Interrogé sur les principaux impacts que l’incident qui a affecté le Portugal et l’Espagne a eu sur la relation entre fournisseurs et consommateurs, ainsi que sur la demande de solutions vertes, le responsable a indiqué que ce moment a renforcé le rôle des entreprises en tant que premier point de contact pour le client final.

Il a en outre ajouté qu' »a augmenté la demande de solutions offrant plus d’autonomie et de prévisibilité, comme les systèmes d’autoconsommation avec batteries ou les services de gestion active des consommations », visant à promouvoir l’efficacité énergétique et à surveiller la consommation d’électricité.
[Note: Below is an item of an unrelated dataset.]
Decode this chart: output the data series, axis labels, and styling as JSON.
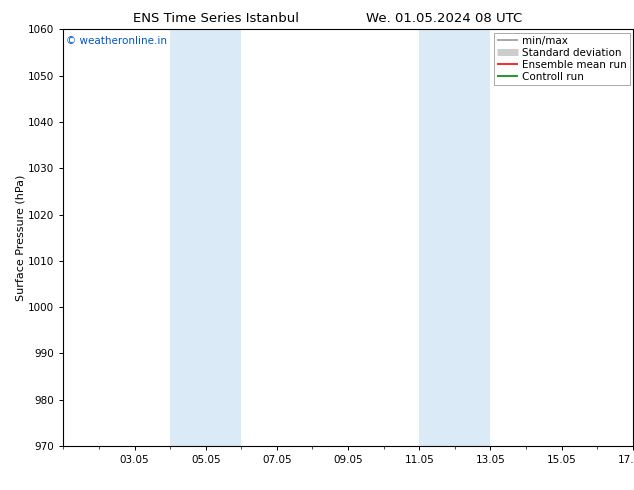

La demande de solutions avec un certain type de stockage s’explique par le fait que le jour de la panne, il y a eu des témoignages indiquant que l’effondrement de l’énergie avait également affecté des familles disposant de panneaux solaires reliés au réseau, même en plein soleil.

Comme cela a été expliqué à l’époque par plusieurs spécialistes du secteur, pour garantir la sécurité, l’onduleur des modules photovoltaïques – qui convertit le courant continu en courant alternatif – a suspendu la production d’énergie. Il en a été de même pour la plupart des batteries utilisées par les consommateurs pour stocker l’énergie, car elles manquaient, par exemple, d’une ‘boîte de secours’ – solution qui peut être activée en cas de pannes du réseau.
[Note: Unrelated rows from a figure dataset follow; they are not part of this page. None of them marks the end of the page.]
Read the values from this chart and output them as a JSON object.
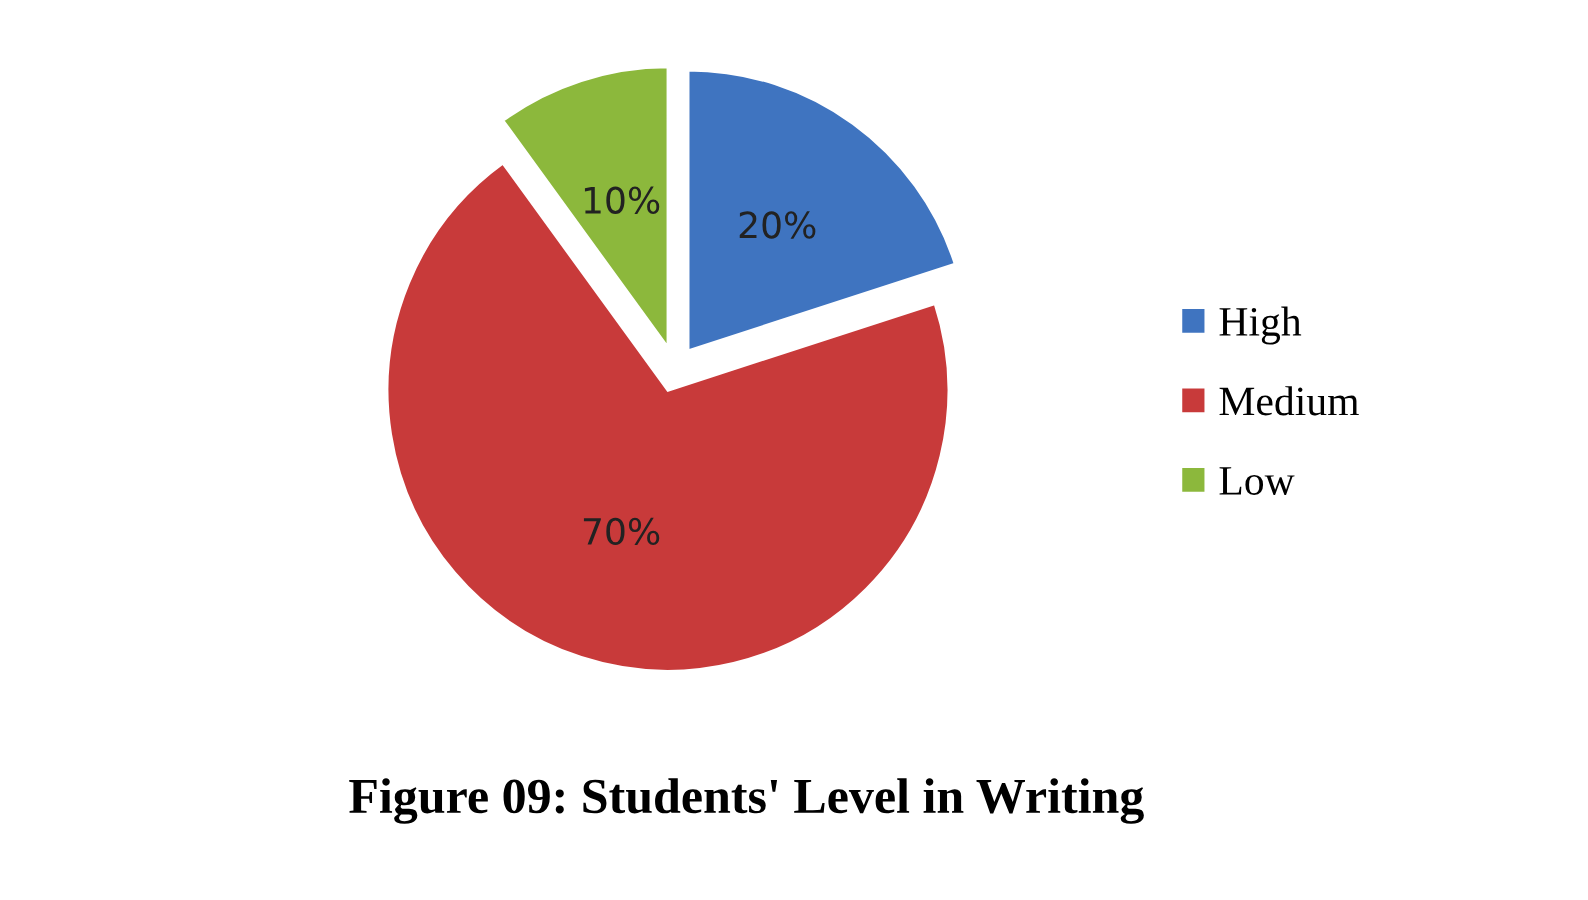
{
  "chart_data": {
    "type": "pie",
    "title": "Figure 09: Students' Level in Writing",
    "categories": [
      "High",
      "Medium",
      "Low"
    ],
    "values": [
      20,
      70,
      10
    ],
    "colors": [
      "#3f74c0",
      "#c83a3a",
      "#8cb83c"
    ],
    "value_labels": [
      "20%",
      "70%",
      "10%"
    ],
    "legend": "right"
  }
}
Le président de l’ACEMEL, qui représente 20 fournisseurs, assure par ailleurs que, globalement, la demande de solutions vertes est en hausse, mais de manière asymétrique.

« Les segments les plus informés et les plus à l’aise financièrement ont adopté l’autoconsommation et la mobilité électrique. Cependant, pour la majorité des consommateurs, il manque encore des informations claires, comparables et fiables », a déploré le responsable de l’ACEMEL, qui compte 20 membres, dont Aciona, Dourogás ou Audax. Cette liste n’inclut pas des entreprises comme EDP, qui, bien qu’elle perde des parts de marché, continue d’être le leader du marché avec plus de 55 %.
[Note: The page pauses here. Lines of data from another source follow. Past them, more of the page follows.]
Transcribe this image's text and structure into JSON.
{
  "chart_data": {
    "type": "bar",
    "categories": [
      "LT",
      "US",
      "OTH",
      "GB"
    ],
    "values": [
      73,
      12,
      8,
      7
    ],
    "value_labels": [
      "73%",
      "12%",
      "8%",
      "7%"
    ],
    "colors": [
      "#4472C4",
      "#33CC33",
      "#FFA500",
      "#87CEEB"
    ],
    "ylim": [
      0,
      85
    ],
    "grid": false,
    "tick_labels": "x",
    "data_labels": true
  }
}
L’autoconsommation a connu une croissance marquante au Portugal, stimulée par les Unités de Production pour Autoconsommation (UPAC) — systèmes permettant aux particuliers et aux entreprises de produire leur propre électricité. La capacité installée en UPAC est passée de 86 mégawatts en 2017 à environ 1,6 gigawatts en 2024, selon les données de la Direction Générale de l’Énergie et de la Géologie (DGEG).

Concernant le cadre réglementaire actuel au Portugal, João Nuno Serra estime que malgré les efforts déployés par l’Entité Régulatrice des Services Énergétiques (ERSE), « il reste excessivement complexe et parfois disproportionné pour les fournisseurs de plus petite taille ».

« Cette réalité se traduit par une lourdeur bureaucratique significative et par un modèle de marché qui favorise encore les opérateurs historiquement dominants, entravant la différenciation et l’innovation », a-t-il souligné.

En ce qui concerne la libéralisation des marchés de l’électricité et du gaz naturel, entamée en 1996, le responsable souligne que cela a été un pas positif, mais estime que sa concrétisation pleine est encore loin d’être atteinte.

« La concentration de parts de marché chez quelques opérateurs, alliée à des barrières d’entrée d’ordre technique et commercial, continue de limiter le véritable dynamisme concurrentiel », a-t-il défendu, rappelant que l’ACEMEL a dénoncé ces « distorsions auprès des autorités compétentes ».